From Protests to Street Art

From Protests to Street Art

Aminah W. Chaudhry 

Wherever there is brutality, there is resistance and wherever there is resistance there is art. Art has always been a strong expression by human beings, and I believe the world has always seen great events covered by art itself, whether it is in the form of songs of resistance, theater, poetry, or from digital paintings to public art and of course, murals like the one you can see above by Jorit, a street artist in southern Italy who is posing in front of a mural he painted of George Floyd with honoring him by putting him in the center of the world’s greatest leaders Lenin, Martin Luther King, Malcom X and Angela Davis.

George Floyd was a 46 years old black American who was killed on May 25 by police and law enforcement personnel. Floyd’s murder triggered the entire world and made them stand up to show global solidarity against racism and injustice. 

From Protests to Street Art

With everything that is happening with their nation, Aziz Asmar and Anis Hamdoun, the two Syrian artists are painting this mural for George Floyd and showing their support for #BlackLivesMatter, in a place that seems completely bombarded.

From Protests to Street Art In America, protestors came out in large numbers both blacks and whites standing together in rage against the misuse of power. Their protests shook not only the walls of the white house in Washington DC but the entire world. 

From Protests to Street Art

The way artists chose to stand with them was not only by holding placards and slogans of BLM but by producing art in different forms that could scream for them louder than their worlds. In the picture below an artist carries his painting in the protest for Floyd in New York.

Banners of George Floyd’s last words are all over the streets and even circulating on social media, In Berlin, this mural shows his last words along with Floyd, an amazing artwork by Jesus Cruz Artiles, a Dominican graffiti artist. 

From the walls of Belin, to this picture taken in a refugee camp in Gaza, we see a Palestinian digital artist Munes al-Salih who is drawing a portrait of George Floyd. 

On the very spot where Floyd took his last breath before being killed in the police custody, this Mural stand 20 feet wide and 6.5 tall in the face of the brutality committed by the Minneapolis Police Department.

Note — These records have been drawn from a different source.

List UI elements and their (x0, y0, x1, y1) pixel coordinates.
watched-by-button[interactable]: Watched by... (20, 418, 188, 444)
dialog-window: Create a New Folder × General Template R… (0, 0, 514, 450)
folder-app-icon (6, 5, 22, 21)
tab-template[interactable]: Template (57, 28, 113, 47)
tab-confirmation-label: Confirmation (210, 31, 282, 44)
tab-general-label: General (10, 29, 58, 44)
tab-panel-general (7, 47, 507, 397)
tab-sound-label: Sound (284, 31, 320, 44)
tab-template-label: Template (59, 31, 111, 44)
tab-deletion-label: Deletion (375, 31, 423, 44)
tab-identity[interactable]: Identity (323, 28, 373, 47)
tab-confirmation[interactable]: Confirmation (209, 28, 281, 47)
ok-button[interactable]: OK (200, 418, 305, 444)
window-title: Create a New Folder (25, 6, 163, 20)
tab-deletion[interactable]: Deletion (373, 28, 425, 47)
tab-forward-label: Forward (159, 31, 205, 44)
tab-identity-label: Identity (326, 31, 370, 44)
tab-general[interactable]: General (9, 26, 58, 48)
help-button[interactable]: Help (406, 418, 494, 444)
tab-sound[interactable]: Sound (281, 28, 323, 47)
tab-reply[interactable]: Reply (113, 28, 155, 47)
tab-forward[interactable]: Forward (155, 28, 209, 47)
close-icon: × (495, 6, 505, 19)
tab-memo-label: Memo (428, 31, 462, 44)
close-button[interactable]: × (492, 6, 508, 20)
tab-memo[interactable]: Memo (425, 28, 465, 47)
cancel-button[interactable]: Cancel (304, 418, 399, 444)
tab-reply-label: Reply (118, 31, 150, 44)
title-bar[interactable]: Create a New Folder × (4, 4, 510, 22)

In less than a day a group of artists Adex Herrera, Greta McLain, and Xena Goldman gathered to create this artwork which becomes a place where the entire city came together and mourned over the injustice that took place. This artwork shows a sunflower surrounding Floyd, with the names of other black Americans like him who died for being black in a white supremacist country. The fists of protesters representing the idea of revolt against racism with George Floyd’s name and words “I Can’t Breathe Now.”

On the day of Floyd’s memorial, the background image for it was also based on the same artwork, taken to the national TV for the world to see.

Where the world paid a tribute to George Floyd and stood for BLM, the last image is of the artwork by a Pakistani painter, Kamal Hayat based in Lahore, who aswell through his fascinating expression of art paid a homage to Floyd.

In Pakistan, there are many brilliant artists who have been presenting their art in the form of many mediums, where a progressive poet like Faiz Ahmed Faiz wrote his revolutionary poetry “Hum Dekhein Gy” (We will witness), Iqbal Bano decided to sing it as a song openly resisting the poet’s arrest for raising his voice against the oppression under General Zia ul Haq’s regime. With an audience of more than 50,000 people, Iqbal Bano stepped up on the stage wearing a black sari to even oppose the dictator’s ban on sari. After her moving performance and Faiz’s strong words, people towards the end chanted slogans of “Inquilab Zindabad” – “Long Live Revolution!” To this day, Faiz’s poetry is read and sung in protests against the state oppression. Likewise, many other forms of art are produced and performed along with protests and resistance. Many innocent lives like George Floyd are lost here by the state brutality and many here refuse to stay silent on that, hoping for days when there will be no more George Floyds lost anywhere in the world.